Ao narrar essa história, Yu Hongwu demonstrava tristeza e indignação, como se detestasse profundamente a Federação do Sangue Negro.
Afinal, o Palácio do Caminho Divino era o templo sagrado das artes marciais para todos os lutadores. A ação da Federação do Sangue Negro equivalia a profanar os ancestrais.
Mas Yu Hongwu esqueceu que só podia falar porque Chen Qi controlava seu corpo. Os sinais nervosos de Yu Hongwu revelavam que ele estava completamente tranquilo, sem qualquer emoção.
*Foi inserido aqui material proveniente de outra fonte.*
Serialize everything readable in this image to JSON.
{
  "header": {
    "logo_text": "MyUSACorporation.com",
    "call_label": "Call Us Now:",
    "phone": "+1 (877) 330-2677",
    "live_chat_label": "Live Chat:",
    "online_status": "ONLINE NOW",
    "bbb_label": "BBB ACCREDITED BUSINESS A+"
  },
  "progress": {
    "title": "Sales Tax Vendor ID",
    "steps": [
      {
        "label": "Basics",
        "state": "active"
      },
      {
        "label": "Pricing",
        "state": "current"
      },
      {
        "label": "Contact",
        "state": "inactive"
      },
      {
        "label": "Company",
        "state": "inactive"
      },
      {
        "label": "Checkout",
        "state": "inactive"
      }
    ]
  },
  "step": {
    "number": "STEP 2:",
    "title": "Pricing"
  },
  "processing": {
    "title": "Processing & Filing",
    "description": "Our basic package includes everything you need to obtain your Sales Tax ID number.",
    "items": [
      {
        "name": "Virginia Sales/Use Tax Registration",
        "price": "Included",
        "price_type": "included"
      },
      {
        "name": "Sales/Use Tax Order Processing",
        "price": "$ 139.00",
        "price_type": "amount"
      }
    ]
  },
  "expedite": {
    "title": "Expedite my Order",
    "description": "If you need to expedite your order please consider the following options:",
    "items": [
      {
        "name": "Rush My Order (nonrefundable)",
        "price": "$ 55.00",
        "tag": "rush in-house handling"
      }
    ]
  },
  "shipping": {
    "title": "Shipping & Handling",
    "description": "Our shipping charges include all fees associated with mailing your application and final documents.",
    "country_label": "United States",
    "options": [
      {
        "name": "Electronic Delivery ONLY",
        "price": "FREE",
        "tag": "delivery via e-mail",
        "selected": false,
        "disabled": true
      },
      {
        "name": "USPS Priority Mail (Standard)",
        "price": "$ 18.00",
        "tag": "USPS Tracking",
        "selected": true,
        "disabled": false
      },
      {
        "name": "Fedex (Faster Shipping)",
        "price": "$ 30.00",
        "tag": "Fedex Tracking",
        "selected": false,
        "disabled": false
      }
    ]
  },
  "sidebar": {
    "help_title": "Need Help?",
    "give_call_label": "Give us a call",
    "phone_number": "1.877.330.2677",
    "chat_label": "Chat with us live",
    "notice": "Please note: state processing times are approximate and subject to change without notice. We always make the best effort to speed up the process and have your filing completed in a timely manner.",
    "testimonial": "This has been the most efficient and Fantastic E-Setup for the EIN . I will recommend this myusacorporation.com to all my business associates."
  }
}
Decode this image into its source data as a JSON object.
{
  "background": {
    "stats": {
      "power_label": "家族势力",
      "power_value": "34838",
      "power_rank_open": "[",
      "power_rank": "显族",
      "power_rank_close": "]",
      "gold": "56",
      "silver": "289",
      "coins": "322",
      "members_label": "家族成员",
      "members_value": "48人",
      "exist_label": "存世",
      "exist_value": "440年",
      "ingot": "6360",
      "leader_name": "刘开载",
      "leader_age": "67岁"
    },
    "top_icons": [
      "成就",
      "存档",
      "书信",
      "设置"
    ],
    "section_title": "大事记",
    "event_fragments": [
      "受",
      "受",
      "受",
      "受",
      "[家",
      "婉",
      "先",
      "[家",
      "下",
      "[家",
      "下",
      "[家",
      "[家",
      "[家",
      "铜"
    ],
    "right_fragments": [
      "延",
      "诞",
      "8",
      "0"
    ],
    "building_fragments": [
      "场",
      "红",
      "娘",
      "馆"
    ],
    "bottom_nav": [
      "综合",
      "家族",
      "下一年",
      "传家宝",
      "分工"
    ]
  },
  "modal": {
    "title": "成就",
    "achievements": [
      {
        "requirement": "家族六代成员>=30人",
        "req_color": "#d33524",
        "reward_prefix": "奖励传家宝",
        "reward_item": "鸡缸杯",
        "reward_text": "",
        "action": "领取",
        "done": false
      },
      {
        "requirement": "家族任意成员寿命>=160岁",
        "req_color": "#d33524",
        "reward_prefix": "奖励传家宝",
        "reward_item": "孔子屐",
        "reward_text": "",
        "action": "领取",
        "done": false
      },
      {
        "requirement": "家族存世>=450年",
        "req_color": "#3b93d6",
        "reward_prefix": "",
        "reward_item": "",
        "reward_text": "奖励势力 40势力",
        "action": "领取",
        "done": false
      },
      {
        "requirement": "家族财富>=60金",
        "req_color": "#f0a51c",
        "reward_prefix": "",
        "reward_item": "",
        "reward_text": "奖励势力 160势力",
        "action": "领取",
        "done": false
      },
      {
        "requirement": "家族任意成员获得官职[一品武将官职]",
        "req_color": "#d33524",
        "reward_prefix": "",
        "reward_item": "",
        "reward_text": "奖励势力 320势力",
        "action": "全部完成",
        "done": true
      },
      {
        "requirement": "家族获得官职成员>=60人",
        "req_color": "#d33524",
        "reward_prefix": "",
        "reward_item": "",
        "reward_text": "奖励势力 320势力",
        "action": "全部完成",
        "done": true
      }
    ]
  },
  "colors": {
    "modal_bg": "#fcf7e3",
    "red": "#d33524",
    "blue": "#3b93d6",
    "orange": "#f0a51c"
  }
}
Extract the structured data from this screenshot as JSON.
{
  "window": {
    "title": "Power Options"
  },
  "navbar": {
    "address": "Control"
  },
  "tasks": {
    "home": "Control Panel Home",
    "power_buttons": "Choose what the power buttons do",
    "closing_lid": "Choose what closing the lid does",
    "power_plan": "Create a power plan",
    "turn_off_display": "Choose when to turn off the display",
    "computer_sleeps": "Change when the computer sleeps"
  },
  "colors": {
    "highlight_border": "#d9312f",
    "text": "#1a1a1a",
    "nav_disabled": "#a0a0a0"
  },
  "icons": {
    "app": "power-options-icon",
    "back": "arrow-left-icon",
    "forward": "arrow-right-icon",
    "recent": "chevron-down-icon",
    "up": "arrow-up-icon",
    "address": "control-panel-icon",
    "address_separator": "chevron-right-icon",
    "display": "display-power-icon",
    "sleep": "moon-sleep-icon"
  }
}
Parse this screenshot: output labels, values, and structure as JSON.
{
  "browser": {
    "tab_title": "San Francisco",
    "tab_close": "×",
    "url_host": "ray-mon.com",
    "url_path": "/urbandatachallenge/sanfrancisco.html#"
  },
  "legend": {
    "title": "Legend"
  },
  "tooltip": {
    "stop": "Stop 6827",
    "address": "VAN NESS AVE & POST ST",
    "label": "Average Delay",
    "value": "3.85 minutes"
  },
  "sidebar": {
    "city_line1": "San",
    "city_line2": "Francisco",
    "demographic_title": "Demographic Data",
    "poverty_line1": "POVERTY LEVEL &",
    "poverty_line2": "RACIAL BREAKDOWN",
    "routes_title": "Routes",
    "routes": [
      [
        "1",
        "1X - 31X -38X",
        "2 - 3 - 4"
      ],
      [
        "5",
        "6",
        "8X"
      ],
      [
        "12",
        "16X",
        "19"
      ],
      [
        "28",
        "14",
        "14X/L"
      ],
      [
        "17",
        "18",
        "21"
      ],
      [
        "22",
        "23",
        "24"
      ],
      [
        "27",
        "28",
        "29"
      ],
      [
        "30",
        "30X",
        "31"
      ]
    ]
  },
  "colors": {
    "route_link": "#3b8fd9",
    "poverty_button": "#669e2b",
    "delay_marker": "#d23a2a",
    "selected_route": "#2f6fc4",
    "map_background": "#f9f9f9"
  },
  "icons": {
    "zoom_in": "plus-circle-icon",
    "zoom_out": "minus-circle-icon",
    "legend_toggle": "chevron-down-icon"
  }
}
Chen Qi, porém, não planejava desmascarar; o que estivesse oculto ali não lhe dizia respeito.
Da narrativa de Yu Hongwu, Chen Qi extraiu uma informação crucial: se se aprofundasse na origem das artes marciais do Reino Celestial, talvez encontrasse uma ligação com a magia de Temoya, outra forma de poder sobrenatural.
— Qual é o nível mais elevado das artes marciais do Reino Celestial? — perguntou Chen Qi, movido pela curiosidade, ao final da conversa.
Yu Hongwu hesitou, mas respondeu:
— Acima do Mestre está o Grande Mestre, capaz de comunicar-se com divindades!
— Só nesse nível a luta se transforma em verdadeira arte marcial!
— Artes marciais são um caminho, uma jornada adiante — disse Yu Hongwu, com o rosto iluminado pela esperança e desejo. Dessa vez, Chen Qi podia atestar: era emoção genuína, não mera atuação.
Independentemente do caráter de Yu Hongwu, o diálogo entre ambos fora harmônico. Ao fim da reunião, Chen Qi marcou uma nova visita para dali a cinco dias, prometendo concluir o tratamento. Yu Hongwu garantiu que entregaria a técnica secreta "Portão Celestial" do Falcão Rubro, acompanhada de anotações próprias de treinamento.
Ambos estavam satisfeitos, e Chen Qi saiu contente.
— Artes marciais que comunicam com divindades? Isso soa estranho... — No caminho de casa, Chen Qi repassava o diálogo, cada vez mais intrigado.
Será que a "existência" nascida da técnica secreta seria o chamado "deus"?
— Caramba, esse Portão do Falcão Rubro, especialmente Yu Hongwu, é meio sinistro. Melhor evitar vir aqui no futuro! — decidiu Chen Qi silenciosamente.
O que ele não sabia era que, após sua saída, Yu Hongwu, que deveria estar imóvel na cama, piscou os olhos. Mas ao tentar falar, fracassou em sua tentativa de emitir qualquer som.